My nonna Livia grew up in a village in the Veneto near Treviso, then lived in Monfalcone, a ship-building town in Friuli-Venezia Giulia that was bombed into ugliness during the war due to its military significance. As the 22-year-old bride of an Istrian Italian disillusioned after his home town became part of Tito's Yugoslavia in the post-war redrawing of borders, Livia boarded a ship in 1950 with her new husband for a new life.
It was a hard life. For the first six months in Australia, including several weeks interned in Albury's Bonegilla Migrant Camp, she cried every day for the parents and siblings she'd left behind. She was disgusted to learn that Australians cooked with dripping, and that olive oil was available only from a pharmacy for presumably medicinal purposes. And for all her continental snobbery, Livia found herself unable to produce dishes that met with her husband's exacting standards. Although her parents had run a trattoria/bar in the shadow of Monfalcone's train station, her duties had been confined to front of house and as the youngest daughter she had never been taught to cook.
Salvation came in 1952 in the form of a cook book in a language she could read, transported by special request from Italy by her brother when he too migrated to Melbourne. Il tesoretto della cucina italiana by Giuseppe Oberosler was a 600-page tome containing 1,700 'practical, economical and tasty recipes for family use'. She still possesses it to this day, and claims it taught her everything she needed to know to become a good cook.
For decades though, she steadfastly ignored the Southern recipes. Unlike most of Australia's Italian migrants who had come from the rural agricultural South, she and her husband came from the industrialised North (albeit from the then-poorest pocket of the North, well outside the industrial golden triangle of Milan-Turin-Genoa). Their staples had been polenta and risotto.
To my grandparents, who'd left Italy just before the advent of television sped up linguistic homogenisation, most of the Lygon Street Italians with their incomprehensible dialects and love of pizza were completely foreign. My grandparents' social circle was mostly limited to other Northern Italian migrants, and Anglos who'd good naturedly tease them for drinking 'plonk' rather than beer.
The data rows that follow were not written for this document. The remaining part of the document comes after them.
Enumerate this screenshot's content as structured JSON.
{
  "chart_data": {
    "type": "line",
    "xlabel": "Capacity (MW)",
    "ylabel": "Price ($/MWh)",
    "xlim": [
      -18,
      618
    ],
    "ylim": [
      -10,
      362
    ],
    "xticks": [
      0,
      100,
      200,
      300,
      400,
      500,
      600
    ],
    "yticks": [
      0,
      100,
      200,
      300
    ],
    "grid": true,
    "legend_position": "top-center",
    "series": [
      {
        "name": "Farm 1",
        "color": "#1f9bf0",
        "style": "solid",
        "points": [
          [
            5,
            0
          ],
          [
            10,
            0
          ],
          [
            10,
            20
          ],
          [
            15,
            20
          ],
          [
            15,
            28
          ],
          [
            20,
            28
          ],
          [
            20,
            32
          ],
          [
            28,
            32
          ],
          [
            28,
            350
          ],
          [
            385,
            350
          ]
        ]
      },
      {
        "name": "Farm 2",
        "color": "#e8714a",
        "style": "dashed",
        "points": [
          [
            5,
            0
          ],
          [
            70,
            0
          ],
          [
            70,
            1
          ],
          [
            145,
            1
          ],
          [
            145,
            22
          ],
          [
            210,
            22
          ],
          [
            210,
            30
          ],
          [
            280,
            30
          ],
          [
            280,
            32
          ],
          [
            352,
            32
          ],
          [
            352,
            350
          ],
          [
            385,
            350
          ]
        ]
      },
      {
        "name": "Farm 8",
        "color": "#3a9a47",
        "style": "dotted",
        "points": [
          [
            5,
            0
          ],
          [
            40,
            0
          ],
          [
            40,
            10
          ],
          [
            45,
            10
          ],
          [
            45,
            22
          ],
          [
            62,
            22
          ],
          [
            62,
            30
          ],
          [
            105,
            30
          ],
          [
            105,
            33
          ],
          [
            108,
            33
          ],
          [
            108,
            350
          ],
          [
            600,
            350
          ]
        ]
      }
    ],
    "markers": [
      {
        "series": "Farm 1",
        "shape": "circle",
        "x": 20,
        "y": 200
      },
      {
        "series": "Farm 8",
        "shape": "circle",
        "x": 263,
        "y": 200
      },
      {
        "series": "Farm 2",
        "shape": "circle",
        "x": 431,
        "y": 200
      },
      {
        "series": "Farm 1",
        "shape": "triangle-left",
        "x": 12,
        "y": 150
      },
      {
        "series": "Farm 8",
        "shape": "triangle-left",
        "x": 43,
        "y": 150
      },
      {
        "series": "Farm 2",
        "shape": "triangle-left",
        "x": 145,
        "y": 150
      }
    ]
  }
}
For forty years Livia's sourced-from-Italy, learned-in-Australia recipes stayed true to her Northern roots, and avoided peperoncino at all costs ('Che schifo!', my nonno would grimace, at the mere mention of chilli).
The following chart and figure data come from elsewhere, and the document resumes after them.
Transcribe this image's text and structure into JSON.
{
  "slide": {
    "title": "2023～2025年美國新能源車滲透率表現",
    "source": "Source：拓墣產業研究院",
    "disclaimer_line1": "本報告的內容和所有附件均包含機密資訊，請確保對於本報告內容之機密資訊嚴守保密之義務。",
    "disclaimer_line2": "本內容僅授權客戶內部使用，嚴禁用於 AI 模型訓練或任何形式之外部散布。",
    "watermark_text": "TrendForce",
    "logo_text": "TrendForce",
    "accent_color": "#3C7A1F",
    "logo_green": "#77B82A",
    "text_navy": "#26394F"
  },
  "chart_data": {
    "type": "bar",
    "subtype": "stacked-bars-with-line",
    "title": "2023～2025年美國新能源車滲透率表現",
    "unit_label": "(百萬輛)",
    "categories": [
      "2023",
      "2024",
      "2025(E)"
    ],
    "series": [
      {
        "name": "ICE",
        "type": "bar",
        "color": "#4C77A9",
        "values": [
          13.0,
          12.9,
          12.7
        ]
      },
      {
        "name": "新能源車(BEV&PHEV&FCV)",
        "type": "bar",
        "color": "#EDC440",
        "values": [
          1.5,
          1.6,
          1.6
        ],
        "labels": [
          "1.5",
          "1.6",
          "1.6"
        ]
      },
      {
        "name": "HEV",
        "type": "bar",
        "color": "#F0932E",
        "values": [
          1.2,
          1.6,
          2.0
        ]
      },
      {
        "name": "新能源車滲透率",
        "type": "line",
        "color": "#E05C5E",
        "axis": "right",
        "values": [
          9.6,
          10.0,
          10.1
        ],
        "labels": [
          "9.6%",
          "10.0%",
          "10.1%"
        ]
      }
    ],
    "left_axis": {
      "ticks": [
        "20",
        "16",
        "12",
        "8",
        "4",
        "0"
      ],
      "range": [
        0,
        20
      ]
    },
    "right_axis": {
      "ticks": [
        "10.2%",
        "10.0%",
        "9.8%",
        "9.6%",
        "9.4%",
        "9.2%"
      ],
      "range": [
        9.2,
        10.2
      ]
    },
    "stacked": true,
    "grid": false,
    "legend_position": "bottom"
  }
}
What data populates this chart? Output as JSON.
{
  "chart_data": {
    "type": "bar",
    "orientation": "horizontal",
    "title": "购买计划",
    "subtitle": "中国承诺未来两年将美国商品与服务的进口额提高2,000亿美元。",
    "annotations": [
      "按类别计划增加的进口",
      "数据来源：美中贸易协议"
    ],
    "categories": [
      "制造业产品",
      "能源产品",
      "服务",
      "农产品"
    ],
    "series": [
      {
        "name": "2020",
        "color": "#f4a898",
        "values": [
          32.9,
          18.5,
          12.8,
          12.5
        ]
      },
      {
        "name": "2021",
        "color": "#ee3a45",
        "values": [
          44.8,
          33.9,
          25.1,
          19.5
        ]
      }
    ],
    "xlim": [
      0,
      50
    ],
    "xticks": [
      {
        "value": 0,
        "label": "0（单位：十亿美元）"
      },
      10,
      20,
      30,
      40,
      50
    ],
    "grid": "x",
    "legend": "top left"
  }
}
Then a curious thing happened. In the late 1980s, they were persuaded by friends to join an Italian social club, the kind where the pipe-smoking men would play card games like briscola or scopa for hours while the women worked together to prepare a hearty communal dinner. For the first time, they were socialising regularly with a large group of Southerners and sharing meals with them. Frequent exposure to Southern Italian cuisine at the club transformed their tastebuds, making them more adventurous diners generally – but above all developing their love of chilli, to the point where nonno would clamour for more and more peperoncino in his sugo.
And so nonna's sugo, which had been evolving since 1952, underwent its most dramatic change, receiving a turbo boost of chilli. The recipe continues to evolve to this day, though as a widow living alone with declining health she makes it less frequently now. I remain touched that my grandparents were able to adapt and appreciate good Southern Italian food, even at a late stage in their lives. Now let me just nail this damn recipe.